Po odejściu doktora Wokulski otworzył okno i rozpiął koszulę. Było mu duszno, gorąco i zdawało mu się, że go krew zaleje. Przypomniał sobie Zasławek i oszukiwanego barona, przy którym on sam odgrywał wówczas prawie taką rolę, jak dzisiaj przy nim Szuman…
Zaczął marzyć i obok wizerunku panny Izabeli w objęciach Starskiego ukazała mu się teraz gromada zziajanych wilków uganiających się po śniegu za wilczycą… A on był jednym z nich!…
Znowu ogarnął go ból, a zarazem wstręt i obrzydzenie do samego siebie.
„Jakim ja nikczemny i głupi!… — zawołał uderzając się w czoło. — Żeby tyle widzieć, tyle słyszeć i jednakże dojść do podobnego upodlenia… Ja… ja… ścigałem się ze Starskim i Bóg wie z kim jeszcze.”
Tym razem śmiało wywołał z pamięci obraz panny Izabeli; śmiało przypatrywał się jej posągowym rysom, popielatym włosom, oczom mieniącym się wszystkimi barwami, od niebieskiej do czarnej. I zdawało mu się, że na jej twarzy, szyi, ramionach i piersiach widzi jak piętna, ślady pocałunków Starskiego…
„Miał rację Szuman — pomyślał — jestem naprawdę uleczony…”
Powoli jednak gniew ostygł w nim, a jego miejsce znowu zajął żal i smutek.
Przez kilka następnych dni Wokulski już nic nie czytał. Prowadził ożywioną korespondencję z Suzinem i dużo rozmyślał.

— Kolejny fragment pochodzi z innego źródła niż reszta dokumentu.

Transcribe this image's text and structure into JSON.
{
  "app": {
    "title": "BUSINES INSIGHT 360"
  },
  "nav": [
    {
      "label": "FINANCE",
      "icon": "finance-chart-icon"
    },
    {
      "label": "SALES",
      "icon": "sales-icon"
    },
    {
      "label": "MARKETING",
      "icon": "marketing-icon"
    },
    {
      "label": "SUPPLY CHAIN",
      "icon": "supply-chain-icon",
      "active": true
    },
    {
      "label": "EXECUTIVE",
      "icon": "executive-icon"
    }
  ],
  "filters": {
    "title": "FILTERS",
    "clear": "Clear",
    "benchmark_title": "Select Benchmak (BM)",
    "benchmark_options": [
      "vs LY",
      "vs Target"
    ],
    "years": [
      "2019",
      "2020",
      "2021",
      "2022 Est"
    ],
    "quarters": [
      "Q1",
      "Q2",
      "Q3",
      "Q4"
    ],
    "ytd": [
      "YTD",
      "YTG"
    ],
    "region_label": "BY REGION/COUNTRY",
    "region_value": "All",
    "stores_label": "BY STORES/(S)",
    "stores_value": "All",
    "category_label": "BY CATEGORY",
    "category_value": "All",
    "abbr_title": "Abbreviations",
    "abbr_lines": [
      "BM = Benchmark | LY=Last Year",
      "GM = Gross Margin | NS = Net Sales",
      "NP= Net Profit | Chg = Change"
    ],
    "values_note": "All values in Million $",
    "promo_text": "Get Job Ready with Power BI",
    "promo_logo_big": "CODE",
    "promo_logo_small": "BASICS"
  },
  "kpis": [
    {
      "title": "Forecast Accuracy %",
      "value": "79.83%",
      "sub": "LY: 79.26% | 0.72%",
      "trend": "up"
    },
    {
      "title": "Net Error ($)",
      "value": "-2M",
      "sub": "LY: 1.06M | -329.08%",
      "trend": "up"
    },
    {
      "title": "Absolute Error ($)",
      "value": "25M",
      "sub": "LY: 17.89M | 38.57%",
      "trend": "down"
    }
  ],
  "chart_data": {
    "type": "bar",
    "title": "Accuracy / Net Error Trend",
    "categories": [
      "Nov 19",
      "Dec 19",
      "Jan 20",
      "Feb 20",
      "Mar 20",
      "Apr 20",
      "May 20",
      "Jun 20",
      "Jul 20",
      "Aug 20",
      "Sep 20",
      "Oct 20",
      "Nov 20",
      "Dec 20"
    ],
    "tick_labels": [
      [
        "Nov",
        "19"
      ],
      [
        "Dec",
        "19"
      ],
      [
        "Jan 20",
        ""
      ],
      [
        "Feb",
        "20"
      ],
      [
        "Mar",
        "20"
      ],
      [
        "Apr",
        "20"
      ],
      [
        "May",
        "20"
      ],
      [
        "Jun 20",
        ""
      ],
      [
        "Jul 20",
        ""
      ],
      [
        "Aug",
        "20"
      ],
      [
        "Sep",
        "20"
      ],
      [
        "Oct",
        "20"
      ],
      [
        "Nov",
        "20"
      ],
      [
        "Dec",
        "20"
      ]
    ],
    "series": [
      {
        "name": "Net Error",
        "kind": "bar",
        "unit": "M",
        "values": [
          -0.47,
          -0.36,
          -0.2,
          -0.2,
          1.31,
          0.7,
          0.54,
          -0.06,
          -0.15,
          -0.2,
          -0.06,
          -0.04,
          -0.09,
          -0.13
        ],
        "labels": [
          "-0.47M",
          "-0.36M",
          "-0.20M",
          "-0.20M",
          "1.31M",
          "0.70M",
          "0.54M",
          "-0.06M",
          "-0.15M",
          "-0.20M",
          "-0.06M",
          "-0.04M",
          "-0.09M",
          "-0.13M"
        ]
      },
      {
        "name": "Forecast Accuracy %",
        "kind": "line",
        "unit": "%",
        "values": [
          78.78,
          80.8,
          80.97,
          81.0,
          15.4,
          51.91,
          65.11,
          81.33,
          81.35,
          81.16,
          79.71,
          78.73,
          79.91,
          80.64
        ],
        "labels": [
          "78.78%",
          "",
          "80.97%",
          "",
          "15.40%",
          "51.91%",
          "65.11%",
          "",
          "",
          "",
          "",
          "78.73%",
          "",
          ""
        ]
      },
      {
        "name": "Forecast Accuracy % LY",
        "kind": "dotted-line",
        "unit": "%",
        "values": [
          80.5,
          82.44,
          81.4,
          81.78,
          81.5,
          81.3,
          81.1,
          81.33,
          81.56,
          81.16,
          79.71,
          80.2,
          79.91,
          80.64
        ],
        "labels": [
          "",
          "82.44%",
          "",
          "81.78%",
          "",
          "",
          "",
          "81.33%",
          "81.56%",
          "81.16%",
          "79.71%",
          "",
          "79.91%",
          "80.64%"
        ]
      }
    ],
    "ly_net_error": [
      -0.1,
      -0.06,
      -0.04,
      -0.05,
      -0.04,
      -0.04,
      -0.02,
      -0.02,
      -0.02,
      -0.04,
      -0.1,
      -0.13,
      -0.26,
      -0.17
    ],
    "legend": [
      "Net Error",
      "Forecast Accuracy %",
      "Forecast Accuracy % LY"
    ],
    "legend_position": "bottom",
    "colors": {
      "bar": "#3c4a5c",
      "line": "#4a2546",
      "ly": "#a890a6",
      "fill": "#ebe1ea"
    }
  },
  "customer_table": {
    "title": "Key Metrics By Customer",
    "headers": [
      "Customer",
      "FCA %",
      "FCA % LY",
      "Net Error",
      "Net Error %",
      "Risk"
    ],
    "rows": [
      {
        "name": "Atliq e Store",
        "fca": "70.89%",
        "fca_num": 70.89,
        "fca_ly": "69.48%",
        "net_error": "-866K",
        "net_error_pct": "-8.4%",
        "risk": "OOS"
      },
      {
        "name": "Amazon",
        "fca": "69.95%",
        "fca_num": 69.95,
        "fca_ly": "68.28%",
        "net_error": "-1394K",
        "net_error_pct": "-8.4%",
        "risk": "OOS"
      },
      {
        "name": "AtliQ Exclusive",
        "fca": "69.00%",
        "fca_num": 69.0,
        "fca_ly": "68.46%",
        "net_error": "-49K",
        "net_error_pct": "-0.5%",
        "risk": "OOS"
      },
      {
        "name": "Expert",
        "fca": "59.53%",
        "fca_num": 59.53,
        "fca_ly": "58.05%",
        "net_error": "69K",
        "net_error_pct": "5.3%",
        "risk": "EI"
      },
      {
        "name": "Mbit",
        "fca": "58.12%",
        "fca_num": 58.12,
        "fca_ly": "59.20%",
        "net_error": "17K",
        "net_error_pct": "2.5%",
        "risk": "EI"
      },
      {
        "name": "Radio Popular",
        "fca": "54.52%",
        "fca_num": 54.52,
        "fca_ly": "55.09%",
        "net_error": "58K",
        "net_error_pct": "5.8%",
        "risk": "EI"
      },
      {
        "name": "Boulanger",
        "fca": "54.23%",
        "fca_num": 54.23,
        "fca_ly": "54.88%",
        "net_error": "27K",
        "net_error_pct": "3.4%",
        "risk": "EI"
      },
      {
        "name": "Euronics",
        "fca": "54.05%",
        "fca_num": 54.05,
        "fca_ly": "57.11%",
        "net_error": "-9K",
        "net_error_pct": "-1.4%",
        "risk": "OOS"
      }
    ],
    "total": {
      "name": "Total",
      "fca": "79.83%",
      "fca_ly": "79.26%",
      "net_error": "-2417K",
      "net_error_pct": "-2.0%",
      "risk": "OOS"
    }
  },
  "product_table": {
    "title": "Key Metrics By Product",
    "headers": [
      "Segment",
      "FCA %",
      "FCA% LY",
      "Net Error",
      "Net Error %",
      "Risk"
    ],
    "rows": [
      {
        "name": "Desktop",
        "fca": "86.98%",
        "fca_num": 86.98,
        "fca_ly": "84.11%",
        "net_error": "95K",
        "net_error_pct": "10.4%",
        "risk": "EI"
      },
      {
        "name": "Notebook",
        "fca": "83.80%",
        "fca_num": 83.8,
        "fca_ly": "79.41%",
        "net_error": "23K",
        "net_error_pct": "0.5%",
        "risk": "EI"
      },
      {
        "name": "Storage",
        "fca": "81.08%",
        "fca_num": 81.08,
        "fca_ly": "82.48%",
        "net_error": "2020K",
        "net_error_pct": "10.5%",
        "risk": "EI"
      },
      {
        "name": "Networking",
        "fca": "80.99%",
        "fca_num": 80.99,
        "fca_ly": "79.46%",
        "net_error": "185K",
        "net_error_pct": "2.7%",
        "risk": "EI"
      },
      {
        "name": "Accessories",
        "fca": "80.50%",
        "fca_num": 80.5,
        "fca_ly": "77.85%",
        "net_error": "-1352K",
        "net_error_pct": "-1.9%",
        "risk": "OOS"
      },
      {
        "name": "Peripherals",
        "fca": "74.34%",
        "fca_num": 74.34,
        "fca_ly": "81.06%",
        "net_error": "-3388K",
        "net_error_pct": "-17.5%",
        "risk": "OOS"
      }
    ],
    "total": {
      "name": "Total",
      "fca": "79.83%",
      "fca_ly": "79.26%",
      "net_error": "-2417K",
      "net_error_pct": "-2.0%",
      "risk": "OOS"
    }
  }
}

Myślał, że w obecnym położeniu, prawie od dwu miesięcy zamknięty w swoim gabinecie, już przestał być człowiekiem i zaczyna robić się czymś podobnym do ostrygi, która, siedząc na jednym miejscu, bez wyboru przyjmuje od świata to, co jej rzuci przypadek.
A jemu co dał przypadek?
Najpierw podsunął książki, z których jedne oświeciły go, że jest don Quichotem, a inne obudziły w nim pociąg do cudownego świata, w którym ludzie posiadają władzę nad wszelkimi siłami natury.
Więc chciał już nie być don Quichotem i zapragnął posiadać władzę nad siłami natury.
Potem kolejno wpadali do niego Szlangbaum i Szuman, od których dowiedział się, że dwie partie żydowskie walczą między sobą o odziedziczenie po nim kierunku spółką… W całym kraju nie było nikogo, kto by mógł dalej rozwijać jego pomysły; nikogo, prócz Żydów, którzy występowali z całą kastową arogancją, przebiegłością, bezwzględnością i jeszcze kazali mu wierzyć, że jego upadek, a ich triumf — będzie korzystnym dla kraju…
Wobec tego poczuł taki wstręt do handlu, spółek i wszystkich zysków, że dziwił się samemu sobie: jakim sposobem on mógł, prawie przez dwa lata, mieszać się do podobnych rzeczy?